The Plain of Aspiration is part of the larger project INTO EXILE.
Following the 14th Dalai Lama’s escape from Tibet into exile in India in 1959, over 120,000 Tibetan refugees have fled their homeland in an effort to practice and conserve the Tibetan way of life. Severely threatened by the increasing Sinicization of the Tibet plateau, the immensely rich religion, language, culture, heritage, and unique habitat of this peace-loving people today faces extinction.
INTO EXILE is an artist project that reflects upon this deeply problematic situation, especially the eradication and sacrifice of habitats, lifestyles and cultures to inevitable transformations in systems of government and leveling of social structures that became a phenomenon of the modern world. Largely developed from stories of exiled Tibetans, this project dwells on memory as a repository and re-creation of a culture, and the struggle to hold on to a cultural identity that is today severely threatened by two generations of Tibetans in exile who have never been inside Tibet.

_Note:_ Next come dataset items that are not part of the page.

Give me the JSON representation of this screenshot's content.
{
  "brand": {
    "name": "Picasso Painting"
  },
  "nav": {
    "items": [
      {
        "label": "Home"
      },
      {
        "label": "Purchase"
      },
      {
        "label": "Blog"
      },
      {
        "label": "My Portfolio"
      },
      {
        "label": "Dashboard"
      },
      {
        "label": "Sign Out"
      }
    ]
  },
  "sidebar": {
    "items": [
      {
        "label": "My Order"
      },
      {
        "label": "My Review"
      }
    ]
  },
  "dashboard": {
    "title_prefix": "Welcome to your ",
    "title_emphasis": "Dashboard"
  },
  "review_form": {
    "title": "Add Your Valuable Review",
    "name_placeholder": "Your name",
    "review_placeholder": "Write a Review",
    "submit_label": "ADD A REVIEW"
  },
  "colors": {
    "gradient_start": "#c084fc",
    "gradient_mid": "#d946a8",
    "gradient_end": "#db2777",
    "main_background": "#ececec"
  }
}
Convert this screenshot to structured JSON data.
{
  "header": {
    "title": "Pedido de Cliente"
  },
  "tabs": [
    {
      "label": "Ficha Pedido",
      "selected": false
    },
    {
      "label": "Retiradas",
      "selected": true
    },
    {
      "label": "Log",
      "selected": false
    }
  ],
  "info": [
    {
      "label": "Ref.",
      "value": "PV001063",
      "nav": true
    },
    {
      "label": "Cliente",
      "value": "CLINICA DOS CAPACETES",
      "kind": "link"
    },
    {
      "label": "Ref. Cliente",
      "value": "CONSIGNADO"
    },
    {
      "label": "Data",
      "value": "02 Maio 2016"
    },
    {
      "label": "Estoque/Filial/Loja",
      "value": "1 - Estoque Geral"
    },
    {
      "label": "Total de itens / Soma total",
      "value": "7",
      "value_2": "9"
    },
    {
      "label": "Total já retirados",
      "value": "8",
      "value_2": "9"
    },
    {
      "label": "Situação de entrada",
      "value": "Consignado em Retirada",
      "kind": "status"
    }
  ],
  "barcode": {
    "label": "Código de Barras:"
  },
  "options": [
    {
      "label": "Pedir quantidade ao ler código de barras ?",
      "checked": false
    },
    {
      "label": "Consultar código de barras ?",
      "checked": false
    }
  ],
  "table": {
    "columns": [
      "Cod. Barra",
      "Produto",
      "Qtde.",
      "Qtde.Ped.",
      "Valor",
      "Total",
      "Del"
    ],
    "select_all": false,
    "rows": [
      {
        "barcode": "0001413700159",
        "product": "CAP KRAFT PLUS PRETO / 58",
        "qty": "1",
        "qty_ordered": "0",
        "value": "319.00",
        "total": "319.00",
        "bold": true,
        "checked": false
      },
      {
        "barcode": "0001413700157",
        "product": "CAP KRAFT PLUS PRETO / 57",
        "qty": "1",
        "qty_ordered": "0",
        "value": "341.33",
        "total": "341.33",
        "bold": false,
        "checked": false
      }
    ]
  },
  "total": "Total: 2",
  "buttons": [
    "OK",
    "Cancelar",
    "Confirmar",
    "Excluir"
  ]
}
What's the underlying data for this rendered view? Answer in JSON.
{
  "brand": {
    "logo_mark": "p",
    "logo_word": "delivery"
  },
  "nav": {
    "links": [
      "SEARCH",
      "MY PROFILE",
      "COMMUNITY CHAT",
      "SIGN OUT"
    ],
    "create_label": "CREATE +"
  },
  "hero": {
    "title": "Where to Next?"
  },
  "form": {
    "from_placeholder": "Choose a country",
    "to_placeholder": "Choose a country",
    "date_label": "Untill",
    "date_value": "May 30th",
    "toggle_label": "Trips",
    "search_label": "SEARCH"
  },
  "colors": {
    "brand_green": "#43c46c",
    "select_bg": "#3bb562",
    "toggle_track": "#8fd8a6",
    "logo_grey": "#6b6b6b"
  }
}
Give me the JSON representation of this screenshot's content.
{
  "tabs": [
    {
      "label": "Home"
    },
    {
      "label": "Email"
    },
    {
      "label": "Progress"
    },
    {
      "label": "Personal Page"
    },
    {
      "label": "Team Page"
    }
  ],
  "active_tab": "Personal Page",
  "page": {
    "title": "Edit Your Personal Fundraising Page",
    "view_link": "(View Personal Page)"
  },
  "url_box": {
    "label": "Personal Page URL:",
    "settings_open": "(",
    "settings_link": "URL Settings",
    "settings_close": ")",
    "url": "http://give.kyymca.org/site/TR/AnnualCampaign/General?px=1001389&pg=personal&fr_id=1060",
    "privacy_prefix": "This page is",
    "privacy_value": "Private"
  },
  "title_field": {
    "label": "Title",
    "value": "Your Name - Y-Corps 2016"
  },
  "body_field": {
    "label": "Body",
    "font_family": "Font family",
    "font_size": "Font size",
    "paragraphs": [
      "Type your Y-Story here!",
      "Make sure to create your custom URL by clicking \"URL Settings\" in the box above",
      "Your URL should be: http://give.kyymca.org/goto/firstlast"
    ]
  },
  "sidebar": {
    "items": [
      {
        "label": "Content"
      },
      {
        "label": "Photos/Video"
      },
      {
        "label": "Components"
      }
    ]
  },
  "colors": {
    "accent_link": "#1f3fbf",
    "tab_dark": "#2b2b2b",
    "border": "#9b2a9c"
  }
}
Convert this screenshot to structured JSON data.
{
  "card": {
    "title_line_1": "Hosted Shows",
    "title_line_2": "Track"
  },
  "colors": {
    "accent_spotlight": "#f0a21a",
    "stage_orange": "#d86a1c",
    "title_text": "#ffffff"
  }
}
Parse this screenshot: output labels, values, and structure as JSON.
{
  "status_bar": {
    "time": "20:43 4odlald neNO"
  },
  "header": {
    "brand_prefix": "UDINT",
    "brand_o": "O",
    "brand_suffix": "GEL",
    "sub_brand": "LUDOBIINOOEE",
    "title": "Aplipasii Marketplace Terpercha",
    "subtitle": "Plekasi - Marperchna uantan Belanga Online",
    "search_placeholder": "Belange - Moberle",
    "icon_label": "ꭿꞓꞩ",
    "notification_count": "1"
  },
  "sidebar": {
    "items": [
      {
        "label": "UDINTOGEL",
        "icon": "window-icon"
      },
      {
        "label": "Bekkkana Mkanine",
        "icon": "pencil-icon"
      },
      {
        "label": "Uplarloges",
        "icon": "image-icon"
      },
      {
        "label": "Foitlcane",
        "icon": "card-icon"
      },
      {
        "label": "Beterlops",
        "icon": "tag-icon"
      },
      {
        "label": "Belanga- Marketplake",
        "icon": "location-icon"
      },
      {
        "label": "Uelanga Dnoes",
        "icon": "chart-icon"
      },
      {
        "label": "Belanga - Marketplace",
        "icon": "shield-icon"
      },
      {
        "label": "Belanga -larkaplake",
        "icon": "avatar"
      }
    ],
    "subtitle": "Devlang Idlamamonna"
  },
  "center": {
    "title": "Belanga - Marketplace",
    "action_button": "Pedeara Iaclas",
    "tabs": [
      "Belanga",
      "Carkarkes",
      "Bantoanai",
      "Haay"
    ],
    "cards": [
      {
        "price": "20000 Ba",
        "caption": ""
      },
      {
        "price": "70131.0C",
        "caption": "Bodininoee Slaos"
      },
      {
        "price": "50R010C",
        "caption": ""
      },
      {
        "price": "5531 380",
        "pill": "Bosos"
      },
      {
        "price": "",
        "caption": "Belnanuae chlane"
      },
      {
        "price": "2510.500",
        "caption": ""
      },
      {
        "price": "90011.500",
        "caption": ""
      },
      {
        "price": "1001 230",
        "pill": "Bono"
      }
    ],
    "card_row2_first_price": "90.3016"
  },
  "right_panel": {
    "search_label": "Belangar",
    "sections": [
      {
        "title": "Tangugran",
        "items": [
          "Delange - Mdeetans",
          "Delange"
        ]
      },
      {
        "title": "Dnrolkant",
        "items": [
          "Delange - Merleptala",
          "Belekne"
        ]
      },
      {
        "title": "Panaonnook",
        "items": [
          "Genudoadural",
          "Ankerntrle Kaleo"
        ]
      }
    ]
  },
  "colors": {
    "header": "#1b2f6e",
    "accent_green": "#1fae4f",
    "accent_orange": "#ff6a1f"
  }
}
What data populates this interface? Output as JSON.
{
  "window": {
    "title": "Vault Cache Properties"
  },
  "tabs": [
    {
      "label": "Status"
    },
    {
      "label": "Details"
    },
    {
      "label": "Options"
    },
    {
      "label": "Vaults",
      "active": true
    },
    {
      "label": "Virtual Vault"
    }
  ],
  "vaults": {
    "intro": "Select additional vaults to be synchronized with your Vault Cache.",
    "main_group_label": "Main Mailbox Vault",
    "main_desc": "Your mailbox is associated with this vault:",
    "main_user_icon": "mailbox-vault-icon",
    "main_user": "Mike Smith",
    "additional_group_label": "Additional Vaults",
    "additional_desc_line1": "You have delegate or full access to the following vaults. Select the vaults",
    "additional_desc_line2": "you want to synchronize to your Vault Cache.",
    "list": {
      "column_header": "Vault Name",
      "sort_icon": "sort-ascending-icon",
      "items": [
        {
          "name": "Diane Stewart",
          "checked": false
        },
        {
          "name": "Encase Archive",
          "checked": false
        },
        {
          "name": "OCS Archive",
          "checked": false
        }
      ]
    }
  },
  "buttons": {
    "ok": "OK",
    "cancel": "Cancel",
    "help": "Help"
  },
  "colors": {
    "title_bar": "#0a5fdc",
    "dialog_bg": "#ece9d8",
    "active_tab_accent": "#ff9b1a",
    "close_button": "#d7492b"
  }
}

The work in INTO EXILE draws heavily on the indigenous craft and textile traditions of Tibet, as also the religious symbolism, rituals, and practices of Tibetan Buddhism — all of which constitute the cultural pivot around which their society revolves. The Tibet plateau lies contiguous with the high altitude plateaus of the Indian and Nepal Himalayas, which are the last unthreatened bastions of the Tibetan way of life.
For over a decade now, I have traveled to these and other locations on the “Buddha trail” — in the Indian subcontinent and in Southeast Asia. While some of these are historical monuments today, others are living heritage sites. Yet others are not heritage sites or monuments at all, but seats of living Buddhism. These journeys of inhabiting place trace the land; physical geographies that are intrinsically connected with the Buddha across the subcontinent and beyond.
The Plain of Aspiration is thus a mapping of movement and territory that positions a deeply personal travelling narrative of contested sacred geographies, traversing eight contested Buddhist sites that I have travelled to.
It is an interactive installation, where the work takes the shape of a traditional hand-pulled pankha — a familiar object in tropical countries up until the Colonial era. Its aesthetic manifestation here is intended to reference the functional, the performative, and the participatory. The fans are functional and viewers can pull them like the punkhawallahs of yore. Thereby, the work activates itself, and the viewer is invited to metaphorically ‘travel’ the map.